In the event of the buyer becoming (or appearing to IMO to become) bankrupt or going (or appearing to IMO to be about to go) into liquidation, suspending payment of debts or making any arrangement with creditors, or failing to pay in accordance with the terms of the Contract or being in breach of any other term of the Contract IMO shall be entitled, without prejudice to its other rights, to postpone delivery or manufacture, (both in respect of the Contract in question and any other contracts with the Buyer) until such payment has been made or other breach rectified and/or (at its option) to determine the Contract (and/or any other such contracts) and to recover payment for all deliveries already made and for the cost of materials and labour already expended for the purpose of future deliveries (less any allowance of the value thereof as utilised by IMO for other purposes) and also to recover from the Buyer a sum equivalent to IMO's loss of profit arising out of such determination. The exercise of IMO's option to postpone delivery or manufacture shall not prevent the subsequent exercise of IMO's option to determine the Contract and/or any other such contracts.

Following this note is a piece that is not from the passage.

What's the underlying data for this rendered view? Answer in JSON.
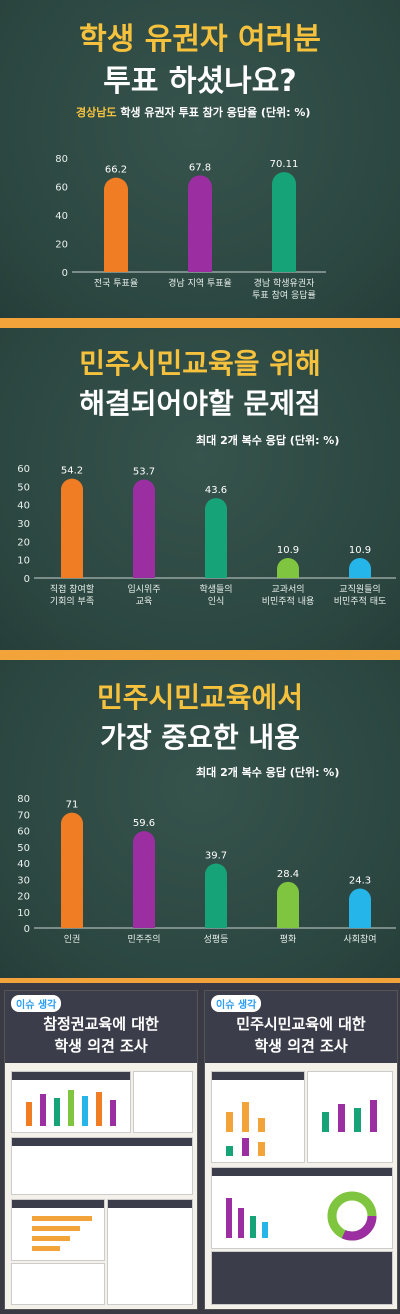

The Contract may be cancelled by the Buyer only with IMO's written consent. In the event of such cancellation the Buyer shall pay to IMO a cancellation charge, commensurate with IMO's costs incurred up to the date of cancellation plus IMO's loss of profit.
The proper law of the Contract shall be Australia law and shall except where otherwise herein provided be dealt with by the Courts Western Australia, save that IMO shall be entitled to bring proceedings against the Buyer in the Courts of the Jurisdiction where the Buyer resides or carries on business.